А инстинкт самосохранения, ответственный за мое психологическое здоровье, подсказал безрассудную мысль, искрой мелькнувшую в мозгу: "А если все оставить как есть? Он ведь твой и деваться ему некуда! Ты его любишь и незачем обрекать себя на все круги ада, отпуская его! Перебесится, остынет, вернется. Ему же идти некуда, кроме как к тебе!" "Вернуться-то вернется, но простить — не простит, а так мне не надо!" Остудила я свой инстинкт самосохранения и он молча досадуя на мою глупость уполз в дальний угол сознания. Прости.
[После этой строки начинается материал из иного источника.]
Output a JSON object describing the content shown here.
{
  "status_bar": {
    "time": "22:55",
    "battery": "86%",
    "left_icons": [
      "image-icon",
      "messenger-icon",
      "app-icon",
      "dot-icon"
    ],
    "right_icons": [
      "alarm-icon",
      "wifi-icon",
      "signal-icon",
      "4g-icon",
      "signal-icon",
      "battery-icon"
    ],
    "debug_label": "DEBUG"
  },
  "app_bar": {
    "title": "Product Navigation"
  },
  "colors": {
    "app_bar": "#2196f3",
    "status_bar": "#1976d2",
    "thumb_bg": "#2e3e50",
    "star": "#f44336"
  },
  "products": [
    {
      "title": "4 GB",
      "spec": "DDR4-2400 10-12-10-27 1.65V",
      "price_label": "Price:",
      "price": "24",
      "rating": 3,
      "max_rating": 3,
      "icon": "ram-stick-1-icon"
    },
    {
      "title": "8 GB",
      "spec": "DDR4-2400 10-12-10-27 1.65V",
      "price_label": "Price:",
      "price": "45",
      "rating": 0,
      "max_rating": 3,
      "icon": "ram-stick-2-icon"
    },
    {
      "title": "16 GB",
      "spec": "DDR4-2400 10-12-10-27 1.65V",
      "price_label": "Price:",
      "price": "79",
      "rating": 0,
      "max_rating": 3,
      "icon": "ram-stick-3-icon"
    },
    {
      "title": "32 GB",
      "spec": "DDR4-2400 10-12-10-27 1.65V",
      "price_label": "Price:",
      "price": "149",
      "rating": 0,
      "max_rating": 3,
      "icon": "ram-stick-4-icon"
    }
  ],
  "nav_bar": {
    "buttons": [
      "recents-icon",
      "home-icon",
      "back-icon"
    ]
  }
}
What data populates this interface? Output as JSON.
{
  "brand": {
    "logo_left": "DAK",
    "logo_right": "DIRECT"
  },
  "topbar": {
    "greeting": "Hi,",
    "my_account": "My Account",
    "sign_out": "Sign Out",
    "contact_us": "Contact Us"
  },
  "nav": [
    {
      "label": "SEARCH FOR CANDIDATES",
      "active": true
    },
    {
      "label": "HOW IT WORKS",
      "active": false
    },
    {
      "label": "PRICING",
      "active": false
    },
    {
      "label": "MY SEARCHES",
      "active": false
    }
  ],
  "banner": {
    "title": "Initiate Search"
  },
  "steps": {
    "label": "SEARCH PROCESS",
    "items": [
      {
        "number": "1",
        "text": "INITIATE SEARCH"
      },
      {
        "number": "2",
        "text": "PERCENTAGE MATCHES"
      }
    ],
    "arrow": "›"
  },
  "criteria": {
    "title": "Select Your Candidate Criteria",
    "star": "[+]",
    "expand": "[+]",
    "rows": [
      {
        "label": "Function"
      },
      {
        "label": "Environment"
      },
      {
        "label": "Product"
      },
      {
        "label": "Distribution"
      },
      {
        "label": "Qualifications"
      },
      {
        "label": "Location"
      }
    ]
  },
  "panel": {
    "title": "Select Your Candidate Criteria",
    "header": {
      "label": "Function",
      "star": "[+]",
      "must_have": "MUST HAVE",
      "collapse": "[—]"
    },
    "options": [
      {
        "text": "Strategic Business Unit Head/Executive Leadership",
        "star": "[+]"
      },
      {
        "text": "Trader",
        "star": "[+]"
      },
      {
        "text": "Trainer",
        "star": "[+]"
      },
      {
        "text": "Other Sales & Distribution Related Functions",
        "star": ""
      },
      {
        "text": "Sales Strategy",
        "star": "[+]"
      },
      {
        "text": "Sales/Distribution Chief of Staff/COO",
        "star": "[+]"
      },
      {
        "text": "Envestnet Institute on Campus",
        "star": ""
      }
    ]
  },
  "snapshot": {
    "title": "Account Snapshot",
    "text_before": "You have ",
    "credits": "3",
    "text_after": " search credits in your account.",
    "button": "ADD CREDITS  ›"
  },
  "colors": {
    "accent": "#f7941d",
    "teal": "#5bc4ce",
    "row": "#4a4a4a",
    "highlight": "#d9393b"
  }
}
А Эжена участливо хмурящегося, и не знающего чем еще помочь я поблагодарила и отпустила с миром. Напоследок друг предложил притащить Влада домой силком, я лишь отрицательно покачала головой. Он, тяжко вздохнув, ушел.
Ну как я могу объяснить все другу, если не могу объяснить самой себе путаясь в собственных оскорбленных чувствах, жалости к себе и к своей любви, которой суждено долго и болезненно умирать? А Влад, что ж, он не виноват ни в чем и этого я тоже никому не сумею объяснить. Не поверят. Просто Влад вырос из наших отношений, как ребенок вырастает из коротких штанишек, а я и не заметила. И думать о будущем стало вдруг слишком поздно. Просто ему нужен воздух, тесно стало вот и все, и не остается ничего другого, как отпустить его. Я сумею. Я это уже почти сделала.
И вот теперь одинокая кружка с остатками кофе на почему-то именно обеденном столе. И тишина. Даже Олег и тот сбежал от меня к папе, а точнее к Нике, почти сразу за Владом, под предлогом интенсивной подготовке к экзаменам. Они с Никой решили закончить год экстерном, погулять на папиной свадьбе, родитель назначил ее на конец месяца, дня через два после запланированного мною отъезда Влада, и вместе с Сахой и Васькой полететь на Бору на каникулы. Но мне почему-то казалось, что экзамены только отговорка — Олег Владу симпатизирует, и меня осуждает изо всех своих подростковых сил. Ника не так категорична, но также не одобряет, даже заходить перестала. А впрочем, может я все это надумала и у подростков действительно идет серьезная подготовка к экзаменам, к тому же их отношения только в самом начале и они естественно хотят как можно больше времени проводить вместе.
Но почему же все-таки стол "обеденный"? Я еще раз оглянулась на кружку, раздумывая, стоит ли ее поставить в мойку или так сойдет. Но потом решительно развернулась на пятках и покинула каюту, пусть, когда вернусь, меня ждет хоть какое-то напоминание, что я еще есть. Ну, ничего. Последний марш бросок. Освобожу и устрою Влада, и можно будет отдохнуть. Как же я устала за этот год! Я вошла в лифт и нажала кнопку госпитального отсека. Впереди долгое и надеюсь тяжелое дежурство. Иначе я просто свихнусь за ночь.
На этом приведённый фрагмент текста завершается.